Verder wordt in een door [medeverdachte 2] aangemaakte groepschat door de verdachte gemeld dat iedereen gereed staat en dat de telefoons zijn opgeladen.
Op 2 december 2020 wordt de verdachte ongeduldig, waarop [medeverdachte 2] de verdachte laat weten dat hij weet dat het heel lang kan duren, dat hij geduldig moet zijn, dat “de bak geen scan heeft” en dat de “documenten zijn ingeschoten alleen nog niet op de grond staat”.
Even later, om 12:29 uur, krijgt de verdachte de opdracht van [medeverdachte 2] en [medeverdachte 3] om te gaan rijden en voor te melden. [medeverdachte 3] deelt daarop de releasecode behorend bij de container.
[medeverdachte 2] deelt een afbeelding in de groepschat (met als deelnemers [medeverdachte 2] , [medeverdachte 3] , [medeverdachte 1] en de verdachte) en meldt dat de koelmonteur binnen is.

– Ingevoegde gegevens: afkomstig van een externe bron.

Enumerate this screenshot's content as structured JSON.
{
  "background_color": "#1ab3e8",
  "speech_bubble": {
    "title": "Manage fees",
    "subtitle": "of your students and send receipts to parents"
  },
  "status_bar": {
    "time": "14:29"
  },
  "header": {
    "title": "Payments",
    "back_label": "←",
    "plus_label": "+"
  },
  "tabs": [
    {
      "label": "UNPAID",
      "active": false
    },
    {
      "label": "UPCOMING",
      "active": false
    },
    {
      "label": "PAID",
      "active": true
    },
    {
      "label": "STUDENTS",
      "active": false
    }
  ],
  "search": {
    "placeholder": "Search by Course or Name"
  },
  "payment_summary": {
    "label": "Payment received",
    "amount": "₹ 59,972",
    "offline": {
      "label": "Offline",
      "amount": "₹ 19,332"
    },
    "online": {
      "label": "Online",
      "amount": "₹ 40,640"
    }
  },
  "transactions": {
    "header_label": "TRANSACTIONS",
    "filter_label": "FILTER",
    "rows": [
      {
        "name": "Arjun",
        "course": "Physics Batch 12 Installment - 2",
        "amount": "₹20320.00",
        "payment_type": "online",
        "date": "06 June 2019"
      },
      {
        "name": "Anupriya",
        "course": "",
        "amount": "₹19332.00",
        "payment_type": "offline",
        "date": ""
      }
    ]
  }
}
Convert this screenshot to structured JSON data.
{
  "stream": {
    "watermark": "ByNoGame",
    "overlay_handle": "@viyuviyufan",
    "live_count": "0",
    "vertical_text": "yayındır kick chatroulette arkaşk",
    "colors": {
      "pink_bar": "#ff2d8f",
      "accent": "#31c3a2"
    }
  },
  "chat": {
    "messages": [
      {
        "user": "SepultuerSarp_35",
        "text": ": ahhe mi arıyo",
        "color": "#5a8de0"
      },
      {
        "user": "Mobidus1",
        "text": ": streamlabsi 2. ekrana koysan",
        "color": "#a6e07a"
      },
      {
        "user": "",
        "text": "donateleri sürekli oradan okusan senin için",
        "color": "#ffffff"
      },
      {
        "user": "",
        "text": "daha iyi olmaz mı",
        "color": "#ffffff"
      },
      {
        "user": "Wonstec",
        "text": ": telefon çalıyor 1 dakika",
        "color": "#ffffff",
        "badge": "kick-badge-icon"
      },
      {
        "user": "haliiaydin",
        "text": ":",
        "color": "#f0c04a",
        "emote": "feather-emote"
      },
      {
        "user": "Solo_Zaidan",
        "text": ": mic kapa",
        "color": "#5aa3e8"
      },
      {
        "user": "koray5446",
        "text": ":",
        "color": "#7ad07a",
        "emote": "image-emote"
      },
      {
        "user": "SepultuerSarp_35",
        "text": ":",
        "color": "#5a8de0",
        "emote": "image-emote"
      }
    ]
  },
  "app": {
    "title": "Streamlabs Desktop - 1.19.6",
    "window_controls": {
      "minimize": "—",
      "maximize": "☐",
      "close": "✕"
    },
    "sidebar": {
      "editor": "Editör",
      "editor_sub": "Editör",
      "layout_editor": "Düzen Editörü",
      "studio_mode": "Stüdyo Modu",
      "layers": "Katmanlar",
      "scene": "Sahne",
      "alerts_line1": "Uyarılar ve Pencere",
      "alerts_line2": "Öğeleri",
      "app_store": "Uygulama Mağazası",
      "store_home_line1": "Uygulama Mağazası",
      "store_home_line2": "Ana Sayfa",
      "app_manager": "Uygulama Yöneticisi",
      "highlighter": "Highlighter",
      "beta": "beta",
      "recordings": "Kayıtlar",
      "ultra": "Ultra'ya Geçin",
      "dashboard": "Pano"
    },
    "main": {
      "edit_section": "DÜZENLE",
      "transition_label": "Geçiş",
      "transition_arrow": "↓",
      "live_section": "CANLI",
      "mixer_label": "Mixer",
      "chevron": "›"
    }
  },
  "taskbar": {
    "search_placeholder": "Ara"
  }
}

De verdachte meldt op 2 december 2020 om 13:22 uur dat de bak groen is en dat het druk is. Na de inbeslagname van de drugs, om 15:50 uur, meldt de verdachte dat de chauffeur de bak niet meekrijgt en even later dat de originele vervoerder zich bij hem heeft gemeld omdat “zij een bak van hen hadden”. [medeverdachte 1] meldt nog dat de originele transporteur daar is.
Op 3 december 2020 wijst [medeverdachte 2] de verdachte op een artikel op de website Crimesite. Hierin staat dat de Douane in een container die was geladen met medische hulpmiddelen en afkomstig uit de Dominicaanse Republiek 395 blokken cocaïne heeft aangetroffen.
De rechtbank is van oordeel dat uit voornoemde chatberichten, daterend van voor de inbeslagname van de verdovende middelen, en de nader uitgewerkte bewijsmiddelen volgt dat sprake is geweest van een voldoende nauwe en bewuste samenwerking door de verdachte met meerdere betrokkenen, waarbij de verdachte de zorg droeg voor het transport.
Het door de verdediging gevoerde verweer dat de verdachte geen opzet, ook niet in voorwaardelijke zin, had op het invoeren van cocaïne kan in het licht van de bewijsmiddelen geen stand houden.
Gezien de inhoud van voornoemde chats, waaraan de verdachte actief heeft deelgenomen, was hij ervan op de hoogte dat er werk aan kwam waarvoor hij met twee trucks en een extra chauffeur ruim van tevoren stand by moest staan en waarvoor hij € 10.000,- nodig had (en kennelijk heeft gekregen, omdat hij de trucks kort erna gereed had staan). Verder heeft de verdachte bevestigd dat hij een loods had geregeld, is hij met lege bakken gaan rijden, wist hij dat hij niet de legale vervoerder was en sprak hij over een flinke kerstbonus. De verdachte heeft zelf geen uitleg gegeven over hoe de gesprekken anders zouden moeten worden geïnterpreteerd dan dat deze over cocaïne gingen.
De rechtbank is dan ook van oordeel dat de verdachte ten minste de aanmerkelijke kans heeft aanvaard dat deze container cocaïne zou bevatten en daarmee is de aanwezigheid van opzet, in voorwaardelijke zin, wettig en overtuigend bewezen.
Vorenstaande leidt ertoe dat wettig en overtuigend bewezen kan worden dat de verdachte zich schuldig heeft gemaakt aan het medeplegen van de invoer van deze partij cocaïne.